We know that (excluding the poles) the Americas were the last two continents humans called home. We also know that archaeologically neither North America nor South America was inhabited so long ago – specifically, only about 25,000 years ago.

Modern humans congregated in Central Asia, around Mongolia, then traveled to North America during a period called the Last Glacial Maximum, in the last phase of the Pleistocene epoch. Back then, water levels were much lower because much of the ocean was trapped in glaciers, creating a massive land bridge between Asia and Alaska.

Read more: When did humans reach North America? The question is getting more and more complex

Research indicates complex sets of migratory routes that led to settlements throughout the Americas. Archaeologists already understand how the settlement of South America was the result of a north-south migration; but new research shows where ancient Indigenous peoples might have gone after that.

Intertwined routes

Researchers publishing in the Proceedings of the Royal Society Biological Sciences recently discovered genetic similarities among ancient peoples living in present-day Brazil, Panama and Uruguay. These similarities suggest that around a thousand years ago, the indigenous populations also migrated in the opposite direction: a migration from south to north, via the Atlantic coast.

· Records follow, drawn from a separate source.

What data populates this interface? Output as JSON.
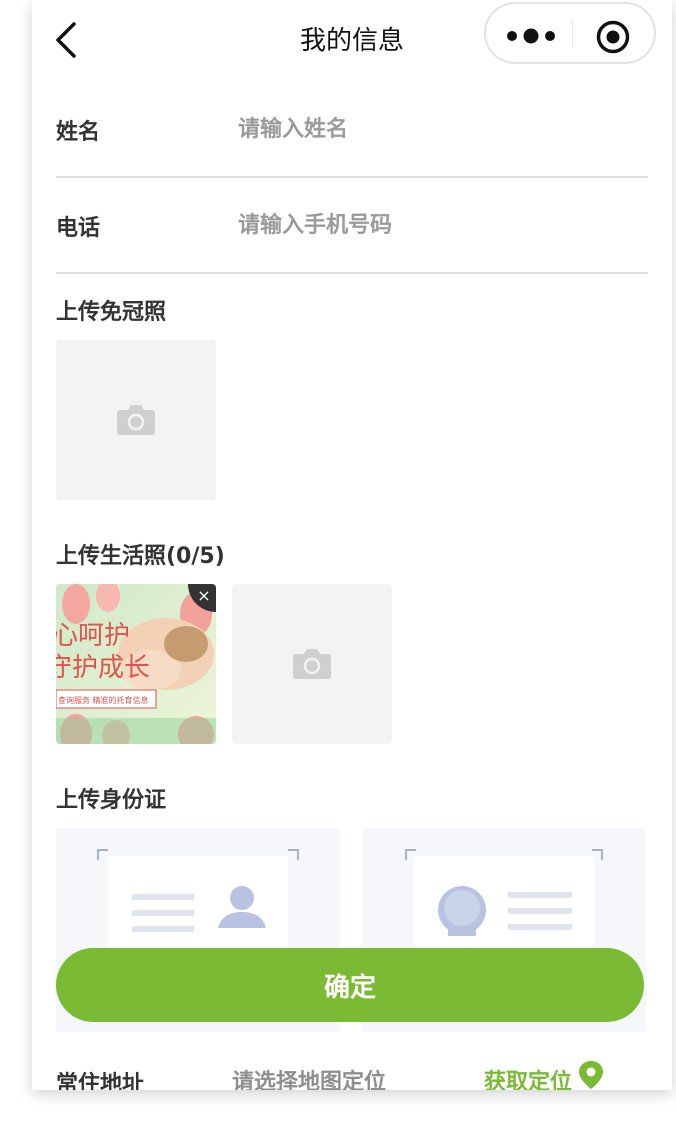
{
  "nav": {
    "title": "我的信息",
    "back_icon": "chevron-left-icon",
    "more_icon": "more-dots-icon",
    "record_icon": "target-icon"
  },
  "form": {
    "name": {
      "label": "姓名",
      "placeholder": "请输入姓名",
      "value": ""
    },
    "phone": {
      "label": "电话",
      "placeholder": "请输入手机号码",
      "value": ""
    }
  },
  "uploads": {
    "hatless": {
      "title": "上传免冠照"
    },
    "life": {
      "title": "上传生活照(0/5)",
      "photo_text": {
        "line1": "心呵护",
        "line2": "守护成长",
        "banner": "查询服务 精准的托育信息"
      },
      "remove_label": "×"
    },
    "idcard": {
      "title": "上传身份证"
    }
  },
  "confirm_label": "确定",
  "address": {
    "label": "常住地址",
    "placeholder": "请选择地图定位",
    "locate_label": "获取定位"
  },
  "colors": {
    "accent": "#7bba33"
  }
}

“This is the first time we’ve proposed this south-to-north migration,” says study co-author Andre Luiz Campelo dos Santos, a postdoctoral researcher at Florida Atlantic University.

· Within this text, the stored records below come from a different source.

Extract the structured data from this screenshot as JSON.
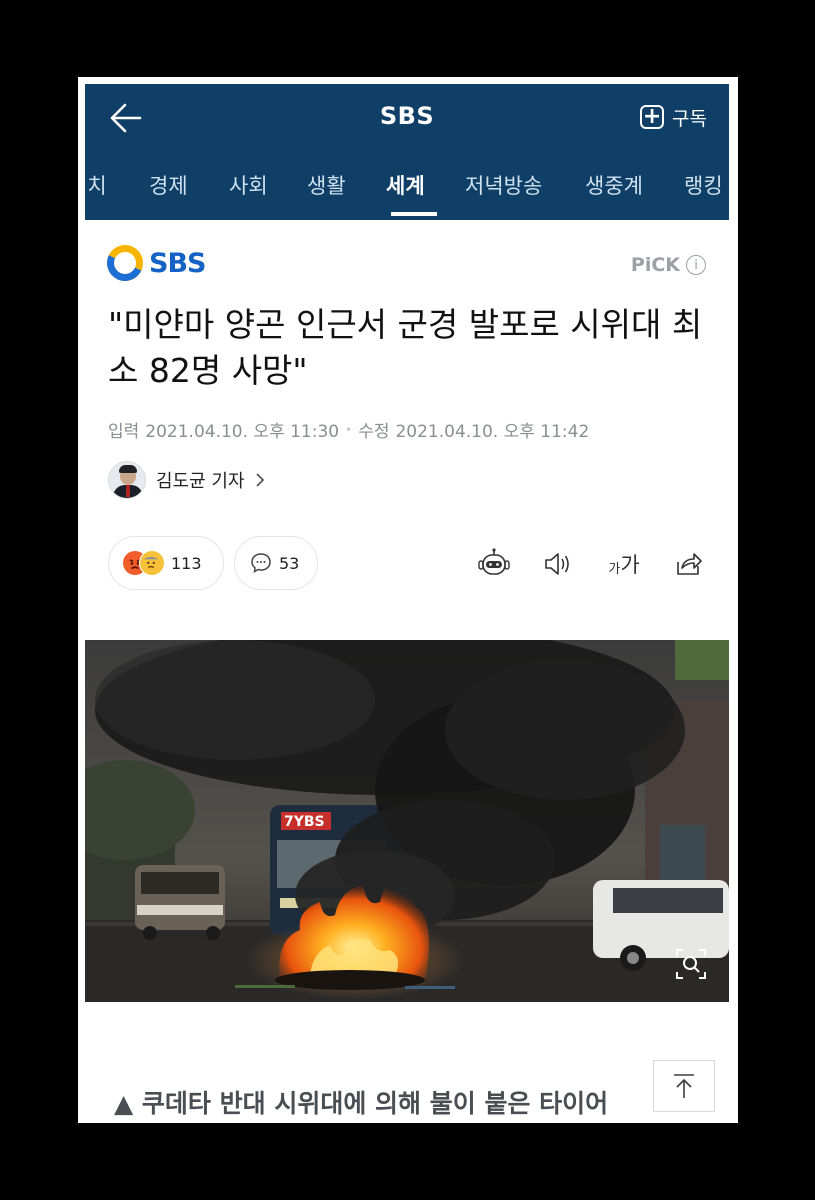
{
  "header": {
    "title": "SBS",
    "subscribe_label": "구독",
    "back_icon": "back-arrow-icon"
  },
  "tabs": [
    {
      "label": "정치"
    },
    {
      "label": "경제"
    },
    {
      "label": "사회"
    },
    {
      "label": "생활"
    },
    {
      "label": "세계",
      "active": true
    },
    {
      "label": "저녁방송"
    },
    {
      "label": "생중계"
    },
    {
      "label": "랭킹"
    }
  ],
  "article": {
    "publisher_logo_text": "SBS",
    "pick_label": "PiCK",
    "headline": "\"미얀마 양곤 인근서 군경 발포로 시위대 최소 82명 사망\"",
    "published_label": "입력",
    "published_at": "2021.04.10. 오후 11:30",
    "modified_label": "수정",
    "modified_at": "2021.04.10. 오후 11:42",
    "reporter": "김도균 기자",
    "caption": "▲ 쿠데타 반대 시위대에 의해 불이 붙은 타이어"
  },
  "reactions": {
    "emotion_count": "113",
    "comment_count": "53"
  },
  "toolbar": {
    "font_size_small": "가",
    "font_size_large": "가"
  },
  "photo": {
    "bus_sign": "7YBS"
  },
  "colors": {
    "header_bg": "#0f3f66",
    "brand_blue": "#1462c4",
    "brand_yellow": "#f7b500"
  }
}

He and his colleagues compared newly sequenced genomes of two ancient humans, from two different sites in Brazil, with current global genomes and other ancient whole genomes from North and South America. These new genomes showed a wealth of genetic diversity, says Santos: “We found Neanderthal DNA, which shows that modern humans likely mated with Neanderthals in Asia and their descendants crossed the land bridge.

The researchers also found evidence of Denisovans, an extinct species of ancient hominids that lived in Asia. “We found a higher percentage of Denisovan DNA than Neanderthal DNA, which was totally unexpected,” Santos says. “[Though] we’re not quite sure what that means.

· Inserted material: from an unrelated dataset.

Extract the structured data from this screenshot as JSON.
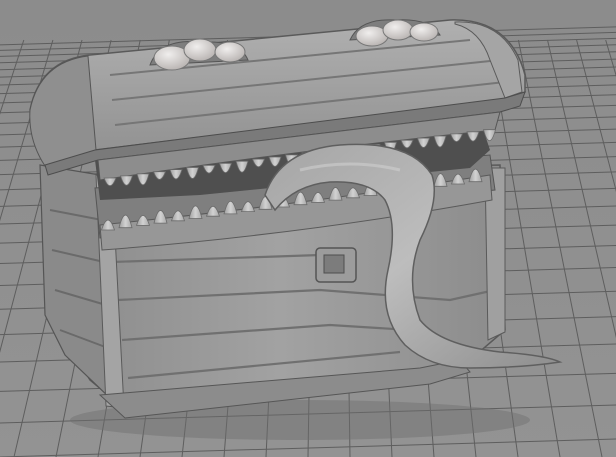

An ancient sample from Panama even harbored genetic traces of Indigenous Australians and Papua New Guinea. While these genetic signals have been found before in ancient Amazonians, this is the first time they’ve been found in Central America. Even stranger, these markers are not found in North American samples.

“The question becomes,” says Santos, “how [did] these signals are found in South and Central America without leaving traces in North America?’ »

A complex story

This new research adds complexity to the basic notion of a north-south migration and shows us that storytelling is much more involved, says Jennifer Raff, associate professor of anthropology at the University of Kansas who has not participated in the research.

“This is a solid and exciting addition to our knowledge of the first peoples of the Americas,” she says. “I’m really excited to see some of the finer detail of population movement added to our broad stroke models.”

Raff adds that this is also the first step in moving beyond claims like “and then people got to South America” ​​to a more accurate understanding of exactly how humans got there. below – including the routes they took to move across the continent and when these movements took place.

Yet, in many ways, this research raises even more questions than it answers. For example, with an ocean between them, how did the Australian and Papua New Guinean lineage end up in South America? And why is Denisovan DNA more important than Neanderthal DNA in some samples? These are questions that Santos and his team hope to answer in the future.

Although there is still a lot we don’t know, the results show that the migration routes were complex and had multiple dimensions. This region of the globe has some of the richest and most diverse DNA samples; yet it is also a part of the world where, according to Santos, we still know the least about the history of human origin.